No mortgage relief any time soon, particularly for the one million-plus households remortgaging this year: that was the takeaway from the Bank of England‘s decision to hold interest rates at 5.25 per cent on Thursday.
Fixed-rate deals are expensive. Variable rates are expensive. Buy-to-let mortgages are expensive. It’s still painful out there for everyone, including private renters who have experienced rent inflation at a rate of 9 per cent.
Are landlords passing their financial pain on? They say no, but rents tell a different story.
The Bank’s rate may come down at the next Monetary Policy Committee (MPC) meeting but, given that the rate of inflation just went back up slightly in the US, causing America’s central bank to hold rates there, it’s fair to say nothing is guaranteed here either.
The average two-year fixed-rate mortgage remains above 5 per cent. For context, when rates started to hit this sort of high following Liz Truss’s mini-Budget, it was described as a “turning point” for the housing market: an abrupt departure from the ultra-low rates homeowners had become acclimatised to following the 2008 financial crisis.

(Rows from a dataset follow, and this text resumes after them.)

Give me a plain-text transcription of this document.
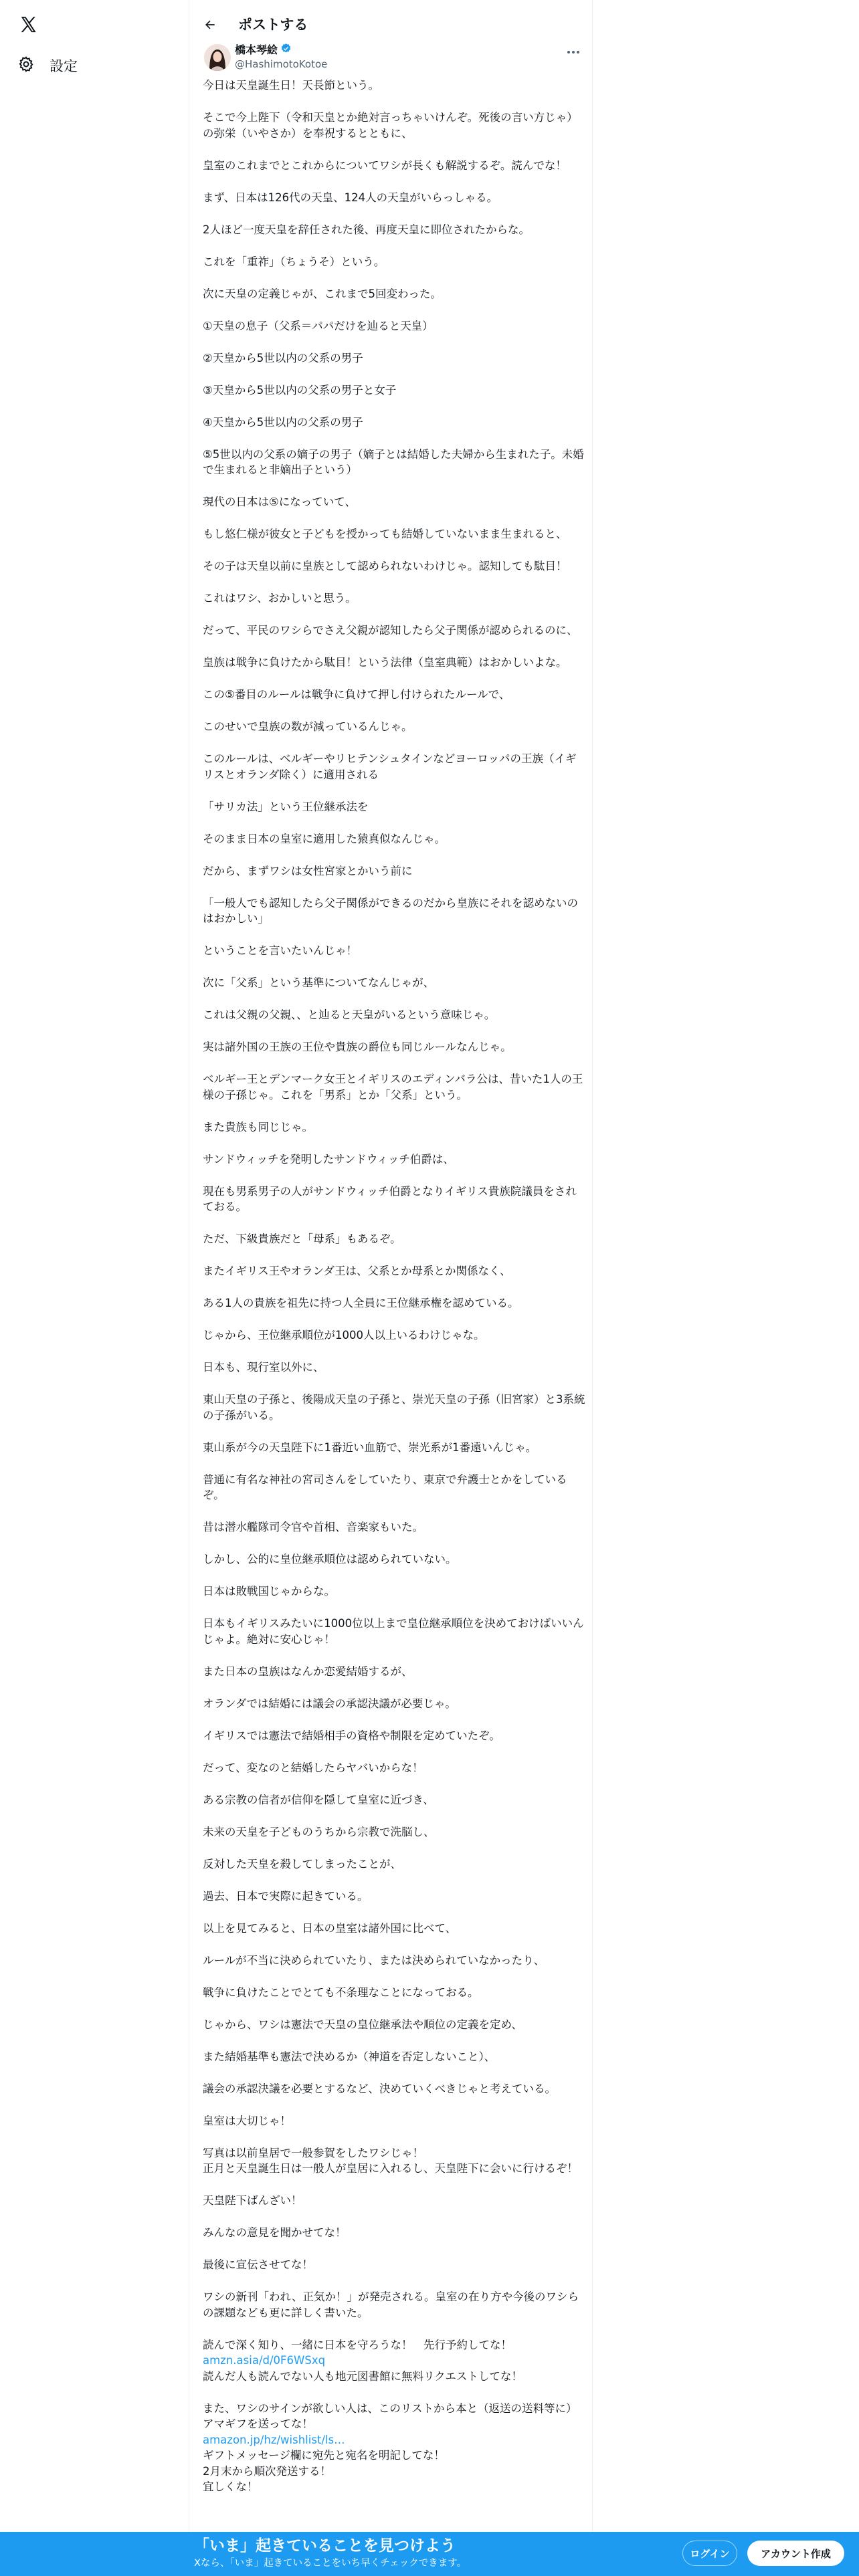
設定
ポストする
橋本琴絵
@HashimotoKotoe

今日は天皇誕生日！天長節という。

そこで今上陛下（令和天皇とか絶対言っちゃいけんぞ。死後の言い方じゃ）の弥栄（いやさか）を奉祝するとともに、

皇室のこれまでとこれからについてワシが長くも解説するぞ。読んでな！

まず、日本は126代の天皇、124人の天皇がいらっしゃる。

2人ほど一度天皇を辞任された後、再度天皇に即位されたからな。

これを「重祚」（ちょうそ）という。

次に天皇の定義じゃが、これまで5回変わった。

①天皇の息子（父系＝パパだけを辿ると天皇）

②天皇から5世以内の父系の男子

③天皇から5世以内の父系の男子と女子

④天皇から5世以内の父系の男子

⑤5世以内の父系の嫡子の男子（嫡子とは結婚した夫婦から生まれた子。未婚で生まれると非嫡出子という）

現代の日本は⑤になっていて、

もし悠仁様が彼女と子どもを授かっても結婚していないまま生まれると、

その子は天皇以前に皇族として認められないわけじゃ。認知しても駄目！

これはワシ、おかしいと思う。

だって、平民のワシらでさえ父親が認知したら父子関係が認められるのに、

皇族は戦争に負けたから駄目！という法律（皇室典範）はおかしいよな。

この⑤番目のルールは戦争に負けて押し付けられたルールで、

このせいで皇族の数が減っているんじゃ。

このルールは、ベルギーやリヒテンシュタインなどヨーロッパの王族（イギリスとオランダ除く）に適用される

「サリカ法」という王位継承法を

そのまま日本の皇室に適用した猿真似なんじゃ。

だから、まずワシは女性宮家とかいう前に

「一般人でも認知したら父子関係ができるのだから皇族にそれを認めないのはおかしい」

ということを言いたいんじゃ！

次に「父系」という基準についてなんじゃが、

これは父親の父親、、と辿ると天皇がいるという意味じゃ。

実は諸外国の王族の王位や貴族の爵位も同じルールなんじゃ。

ベルギー王とデンマーク女王とイギリスのエディンバラ公は、昔いた1人の王様の子孫じゃ。これを「男系」とか「父系」という。

また貴族も同じじゃ。

サンドウィッチを発明したサンドウィッチ伯爵は、

現在も男系男子の人がサンドウィッチ伯爵となりイギリス貴族院議員をされておる。

ただ、下級貴族だと「母系」もあるぞ。

またイギリス王やオランダ王は、父系とか母系とか関係なく、

ある1人の貴族を祖先に持つ人全員に王位継承権を認めている。

じゃから、王位継承順位が1000人以上いるわけじゃな。

日本も、現行室以外に、

東山天皇の子孫と、後陽成天皇の子孫と、崇光天皇の子孫（旧宮家）と3系統の子孫がいる。

東山系が今の天皇陛下に1番近い血筋で、崇光系が1番遠いんじゃ。

普通に有名な神社の宮司さんをしていたり、東京で弁護士とかをしているぞ。

昔は潜水艦隊司令官や首相、音楽家もいた。

しかし、公的に皇位継承順位は認められていない。

日本は敗戦国じゃからな。

日本もイギリスみたいに1000位以上まで皇位継承順位を決めておけばいいんじゃよ。絶対に安心じゃ！

また日本の皇族はなんか恋愛結婚するが、

オランダでは結婚には議会の承認決議が必要じゃ。

イギリスでは憲法で結婚相手の資格や制限を定めていたぞ。

だって、変なのと結婚したらヤバいからな！

ある宗教の信者が信仰を隠して皇室に近づき、

未来の天皇を子どものうちから宗教で洗脳し、

反対した天皇を殺してしまったことが、

過去、日本で実際に起きている。

以上を見てみると、日本の皇室は諸外国に比べて、

ルールが不当に決められていたり、または決められていなかったり、

戦争に負けたことでとても不条理なことになっておる。

じゃから、ワシは憲法で天皇の皇位継承法や順位の定義を定め、

また結婚基準も憲法で決めるか（神道を否定しないこと）、

議会の承認決議を必要とするなど、決めていくべきじゃと考えている。

皇室は大切じゃ！

写真は以前皇居で一般参賀をしたワシじゃ！
正月と天皇誕生日は一般人が皇居に入れるし、天皇陛下に会いに行けるぞ！

天皇陛下ばんざい！

みんなの意見を聞かせてな！

最後に宣伝させてな！

ワシの新刊「われ、正気か！」が発売される。皇室の在り方や今後のワシらの課題なども更に詳しく書いた。

読んで深く知り、一緒に日本を守ろうな！　先行予約してな！
amzn.asia/d/0F6WSxq
読んだ人も読んでない人も地元図書館に無料リクエストしてな！

また、ワシのサインが欲しい人は、このリストから本と（返送の送料等に）アマギフを送ってな！
amazon.jp/hz/wishlist/ls…
ギフトメッセージ欄に宛先と宛名を明記してな！
2月末から順次発送する！
宜しくな！

「いま」起きていることを見つけよう
Xなら、「いま」起きていることをいち早くチェックできます。
ログイン	アカウント作成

Fast-forward 19 months, and rates of 4.5 to 5 per cent are the new normal, and the “mortgages crisis” is inevitably making fewer headlines.
It’s no less serious now, though.
Britain’s housing market has been in a downturn for over a year. Prices have been falling and the number of homes selling has been low.
The Bank’s decision to hold at 5.25 will further affect the housing market and, crucially, people’s housing costs.
And things are already tough for lots of people.
Data published on Thursday by UK Finance reveal that the number of people who have fallen significantly behind on their mortgages is rising steadily.
In the first quarter of this year, 96,580 homeowners were in arrears of more than 2.5 per cent. That figure is up 3 per cent on the final quarter of 2023.
That figure is lower than it was at the time of the 2008 financial crisis, but it is still significant. It may also not tell the whole story. As housing market analyst Neal Hudson notes, banks are being encouraged to support homeowners, and a number of those struggling may now have switched to interest-only payments, meaning they won’t show up in the arrears data.
Separately, polling by YouGov for the debt charity StepChange shows that nearly one in four (23 per cent) UK mortgage holders have turned to some other form of credit or borrowing in the last three months so that they could keep up with existing borrowing commitments.
The number of buy-to-let landlords whose rented homes are being repossessed has also soared. Six hundred buy-to-let mortgaged homes were repossessed in the first quarter of this year – 20 per cent higher than the final quarter of 2023.
Buy-to-let repossessions can leave renters homeless.
The “mortgages crisis” may have started with Truss, but it hasn’t gone away. Every time a new group of homeowners who took out their loans when rates were lower – two or five years ago – comes off of a fixed-rate and remortgages, this new economic reality hits them.
Data from the Financial Conduct Authority (FCA) suggest that the mortgage repayments of around 800,000 homeowners will go up by more than £200 a month between now and November when the general election is likely to be held in Britain.
More pain for the Conservatives too, then. Particularly because the reality is that short of bringing back the sort of widespread mortgage interest relief seen in the 1990s, there’s little they can do.
The housing market, along with people’s housing costs were always going to be collateral damage in Bank of England’s attempt to control inflation. A calculated risk/reward decision has been taken to prioritise bringing inflation down over alleviating mortgage holders’ financial woes or propping up house prices.
Boom or bubble?
According to the latest data from Halifax, house price growth in April was incredibly slow – at 0.1 per cent. Even though more homes are being listed for sale, higher mortgage rates are limiting what buyers – particularly first-time buyers – can afford.
Despite this, house prices around the country remain at near-historic highs and are unaffordable for many buyers. Some estate agents, such as Savills, have even argued that Britain is about to experience a new housing price boom.
House prices are indeed rising slowly again in some places. But Richard Donnel, research director at Zoopla, is not convinced: he thinks the drag on house prices in London and the South East – where house price falls have been greatest – makes this unlikely.
Mr Hudson, the housing analyst, thinks it’s more likely we could already be in a housing market bubble.
That might sound strange – house prices have been falling and they were higher in 2020, 2021 and early 2022.
But, as Hudson notes, these highs were where you’d expect house prices to be “in relation to low interest rates”.
Now, he says, “there is a big disconnect between house prices and mortgage rates”.
Indeed, more than that, Hudson said that “it feels very like 2005 right now”, referring to the years before the financial crisis when both interest rates and house prices were high.
He added: “I’m not saying that there will be a financial crisis in two years, but more that it feels like there is a very unstable equilibrium at the moment.”
What happens in the next year or so depends on inflation, on interest rates, and on whether unemployment remains low. “Either rates or prices will need to fall to bring things back in line,” said Mr Hudson.
House prices may remain stable in the short term, or even continue to rise in some parts of the country.
But however you slice it the structural issues faced by Britain’s housing market are not going anywhere anytime soon.
These are low affordability (the ratio between earnings and house prices), high interest rates and low numbers of new homes being built.
“If rates don’t fall or unemployment rises, we could well see the housing market return to a state where house prices fall and transactions stall,” Mr Hudson said. “This would be a further step down in the current downturn.”